Se ha hablado, y mucho, aquí y en otros lugares, sobre Gaza. De sobra es conocida por quienes transitan por las calles y avenidas moscovitas mi simpatía por Hamas, en la medida en que es la única organización palestina que planta cara -con las armas en la mano, que es como únicamente se pueden plantar cara a estas cosas- al bloqueo y a la ocupación ilegal y criminal de Israel, que, como saben todos ustedes, es en mi opinión un estado que no tiene derecho a existir. Ambas cosas las he explicado sobradamente, y quien quiera manipularlas aquí, sin leer lo dicho por mí antes, para asegurarse de qué es lo que quiero decir, es muy libre de hacerlo. Para eso vivimos en una democracia ejemplar salvada de la quema por el mismísimo Rey Juan Carlos, según pudimos saber por la miniserie estrenada ayer en La 1 de TVE, cuyo guionista, por cierto, deja a la pobre Victoria Prego en una ultra antimonárquica y extremadamente crítica con la transición.

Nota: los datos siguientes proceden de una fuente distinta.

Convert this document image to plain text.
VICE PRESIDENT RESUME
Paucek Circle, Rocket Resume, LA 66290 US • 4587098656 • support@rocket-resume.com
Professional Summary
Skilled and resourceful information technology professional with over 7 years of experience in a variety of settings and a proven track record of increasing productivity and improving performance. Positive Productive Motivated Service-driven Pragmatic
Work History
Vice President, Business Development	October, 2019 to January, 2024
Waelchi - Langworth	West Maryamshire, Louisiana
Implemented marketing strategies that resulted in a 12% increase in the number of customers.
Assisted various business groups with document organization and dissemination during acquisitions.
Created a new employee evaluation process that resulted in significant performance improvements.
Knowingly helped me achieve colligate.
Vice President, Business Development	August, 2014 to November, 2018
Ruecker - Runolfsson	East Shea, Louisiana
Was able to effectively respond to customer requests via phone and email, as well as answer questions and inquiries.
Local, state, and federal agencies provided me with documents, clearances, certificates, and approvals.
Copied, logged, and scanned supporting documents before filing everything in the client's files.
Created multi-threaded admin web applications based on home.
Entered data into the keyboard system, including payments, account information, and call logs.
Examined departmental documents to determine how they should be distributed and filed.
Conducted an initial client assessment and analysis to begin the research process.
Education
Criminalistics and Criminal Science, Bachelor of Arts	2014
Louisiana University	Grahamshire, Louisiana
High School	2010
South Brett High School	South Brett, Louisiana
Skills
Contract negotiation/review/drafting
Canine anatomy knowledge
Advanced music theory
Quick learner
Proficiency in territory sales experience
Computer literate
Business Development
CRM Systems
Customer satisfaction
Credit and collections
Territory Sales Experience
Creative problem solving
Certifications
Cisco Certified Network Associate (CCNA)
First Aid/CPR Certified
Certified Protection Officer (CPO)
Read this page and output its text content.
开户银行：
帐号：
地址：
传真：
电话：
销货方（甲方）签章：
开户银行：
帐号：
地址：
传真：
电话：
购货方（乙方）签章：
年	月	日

Dirán ustedes que en Gaza hay cosas más importantes que hacer que preocuparse por un zoológico. Y yo les respondería que también tendría el ejército israelí objetivos más importantes y peligrosos que destruir en Gaza, porque este zoológico no se destruyó de manera casual, ni por accidente, sino que fue buscado por los atacantes, a pesar de que allí no había nadie durante aquellos días, salvo los animales encerrados, impotentes y aterrorizados. Incluso los soldados israelíes estuvieron allí y se llevaron los discos duros de los ordenadores, según relata sorprendido su guarda.

No sé. Quizás el problema no sea el zoológico de Gaza, sino los zoológicos en general, que crean situaciones sin salida, en las que los animales se ven embutidos artificialmente en la sociedad humana, una sociedad a la que no pertenecen, pero cuyas consecuencias tienen que padecer.